Some of the code from Chapter 4, Section 1.

In this chapter dplyr is introduced. We will be using dplyr all year.

The main idea of data wrangling with dplyr are the 5 verbs.

select() # take a subset of columns

filter() # take a subset of rows

mutate() # add or modify existing columns

arrange() # sort the rows

summarize() # aggregate the data across rows

The dplyr package is part of the tidyverse. We will install and load the tidyverse.

library(mdsr)
library(tidyverse)

Star Wars dataset

data("starwars")
glimpse(starwars)
Observations: 87
Variables: 13
$ name       <chr> "Luke Skywalker", "C-3PO", "R2-D2", "Darth Vader", "Leia Organa"…
$ height     <int> 172, 167, 96, 202, 150, 178, 165, 97, 183, 182, 188, 180, 228, 1…
$ mass       <dbl> 77.0, 75.0, 32.0, 136.0, 49.0, 120.0, 75.0, 32.0, 84.0, 77.0, 84…
$ hair_color <chr> "blond", NA, NA, "none", "brown", "brown, grey", "brown", NA, "b…
$ skin_color <chr> "fair", "gold", "white, blue", "white", "light", "light", "light…
$ eye_color  <chr> "blue", "yellow", "red", "yellow", "brown", "blue", "blue", "red…
$ birth_year <dbl> 19.0, 112.0, 33.0, 41.9, 19.0, 52.0, 47.0, NA, 24.0, 57.0, 41.9,…
$ gender     <chr> "male", NA, NA, "male", "female", "male", "female", NA, "male", …
$ homeworld  <chr> "Tatooine", "Tatooine", "Naboo", "Tatooine", "Alderaan", "Tatooi…
$ species    <chr> "Human", "Droid", "Droid", "Human", "Human", "Human", "Human", "…
$ films      <list> [<"Revenge of the Sith", "Return of the Jedi", "The Empire Stri…
$ vehicles   <list> [<"Snowspeeder", "Imperial Speeder Bike">, <>, <>, <>, "Imperia…
$ starships  <list> [<"X-wing", "Imperial shuttle">, <>, <>, "TIE Advanced x1", <>,…

select()

starwars %>% select(name, species)

filter()

starwars %>% 
  filter(species == "Droid")

select()

starwars %>% 
  select(name, ends_with("color"))

mutate()

starwars %>% 
  mutate(name, bmi = mass / ((height / 100)  ^ 2)) %>%
  select(name:mass, bmi)

arrange()

starwars %>% 
  arrange(desc(mass))

summarize()

starwars %>%
  group_by(species) %>%
  summarise(
    n = n(),
    mass = mean(mass, na.rm = TRUE)
  ) %>%
  filter(n > 1)

Questions

Develop the R code to answer the following questions.

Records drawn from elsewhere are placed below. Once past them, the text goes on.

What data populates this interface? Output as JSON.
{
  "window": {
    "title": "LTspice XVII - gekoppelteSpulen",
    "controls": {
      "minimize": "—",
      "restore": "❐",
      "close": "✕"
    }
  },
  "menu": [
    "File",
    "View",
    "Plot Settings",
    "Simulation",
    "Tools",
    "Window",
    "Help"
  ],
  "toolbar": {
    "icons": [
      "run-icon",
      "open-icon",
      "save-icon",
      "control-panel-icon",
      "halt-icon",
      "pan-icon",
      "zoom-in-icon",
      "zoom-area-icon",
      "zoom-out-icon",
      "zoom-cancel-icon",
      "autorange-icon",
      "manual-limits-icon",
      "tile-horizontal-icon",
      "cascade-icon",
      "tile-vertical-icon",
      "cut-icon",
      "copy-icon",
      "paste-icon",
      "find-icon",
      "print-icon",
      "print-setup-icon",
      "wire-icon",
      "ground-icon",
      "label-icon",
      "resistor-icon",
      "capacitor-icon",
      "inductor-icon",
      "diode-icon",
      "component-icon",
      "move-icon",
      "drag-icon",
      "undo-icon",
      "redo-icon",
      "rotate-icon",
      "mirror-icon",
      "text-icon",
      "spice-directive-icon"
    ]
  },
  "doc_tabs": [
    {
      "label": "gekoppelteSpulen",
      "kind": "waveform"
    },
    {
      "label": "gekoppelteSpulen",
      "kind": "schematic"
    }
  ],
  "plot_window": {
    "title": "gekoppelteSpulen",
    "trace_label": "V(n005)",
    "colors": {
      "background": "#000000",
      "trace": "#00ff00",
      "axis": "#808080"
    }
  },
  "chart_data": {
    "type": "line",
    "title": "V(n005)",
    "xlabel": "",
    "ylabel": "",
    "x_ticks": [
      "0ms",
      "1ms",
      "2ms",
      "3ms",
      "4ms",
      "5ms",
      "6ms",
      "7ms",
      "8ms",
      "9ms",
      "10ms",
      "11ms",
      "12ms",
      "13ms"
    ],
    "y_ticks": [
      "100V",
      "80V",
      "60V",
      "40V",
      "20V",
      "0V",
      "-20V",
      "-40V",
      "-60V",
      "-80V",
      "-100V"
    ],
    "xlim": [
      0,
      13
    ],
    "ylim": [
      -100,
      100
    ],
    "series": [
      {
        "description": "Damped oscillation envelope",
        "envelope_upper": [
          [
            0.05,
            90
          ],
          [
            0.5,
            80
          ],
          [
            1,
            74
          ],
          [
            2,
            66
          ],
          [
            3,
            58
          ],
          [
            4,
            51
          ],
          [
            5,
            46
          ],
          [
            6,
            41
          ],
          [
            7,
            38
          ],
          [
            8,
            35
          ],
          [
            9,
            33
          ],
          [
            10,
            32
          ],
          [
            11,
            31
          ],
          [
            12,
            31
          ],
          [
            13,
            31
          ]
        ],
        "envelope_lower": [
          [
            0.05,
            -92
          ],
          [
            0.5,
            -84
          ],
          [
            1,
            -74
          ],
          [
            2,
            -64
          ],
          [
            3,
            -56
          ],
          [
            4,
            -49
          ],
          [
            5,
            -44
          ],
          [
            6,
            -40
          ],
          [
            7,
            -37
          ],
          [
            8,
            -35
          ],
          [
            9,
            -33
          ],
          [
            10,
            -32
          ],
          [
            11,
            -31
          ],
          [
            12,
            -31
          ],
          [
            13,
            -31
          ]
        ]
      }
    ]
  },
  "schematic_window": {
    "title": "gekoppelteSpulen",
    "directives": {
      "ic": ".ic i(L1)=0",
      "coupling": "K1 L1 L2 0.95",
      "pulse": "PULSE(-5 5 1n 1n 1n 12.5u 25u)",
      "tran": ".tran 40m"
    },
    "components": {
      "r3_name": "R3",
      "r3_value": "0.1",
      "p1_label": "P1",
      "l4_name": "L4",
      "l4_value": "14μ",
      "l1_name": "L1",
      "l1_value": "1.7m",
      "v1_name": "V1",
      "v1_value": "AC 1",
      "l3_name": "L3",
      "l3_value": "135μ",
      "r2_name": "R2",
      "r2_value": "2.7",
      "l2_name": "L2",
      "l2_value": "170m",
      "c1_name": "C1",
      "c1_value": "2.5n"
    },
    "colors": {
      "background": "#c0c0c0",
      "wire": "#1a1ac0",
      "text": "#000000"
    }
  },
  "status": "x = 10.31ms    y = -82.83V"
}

  1. How many films are in the dataset?
starwars %>% select(films) %>%
  unlist() %>%
  unique()
[1] "Revenge of the Sith"     "Return of the Jedi"      "The Empire Strikes Back"
[4] "A New Hope"              "The Force Awakens"       "Attack of the Clones"   
[7] "The Phantom Menace"     
  1. Are there more Droids or humans in the Star Wars movies? There are 5 Droids and 35 Humans. So more Humans.
starwars %>% select(species) %>%
  filter(species=="Droid" | species=="Human") %>%
  group_by(species) %>%
  summarize(n=n())
NA
  1. Which of the Star Wars movies was Luke Skywalker in?
starwars %>% filter(name=="Luke Skywalker") %>%
  select(films) %>%
  unlist()
                   films1                    films2                    films3 
    "Revenge of the Sith"      "Return of the Jedi" "The Empire Strikes Back" 
                   films4                    films5 
             "A New Hope"       "The Force Awakens" 
  1. Pose a question and answer it by wrangling the starwars dataset.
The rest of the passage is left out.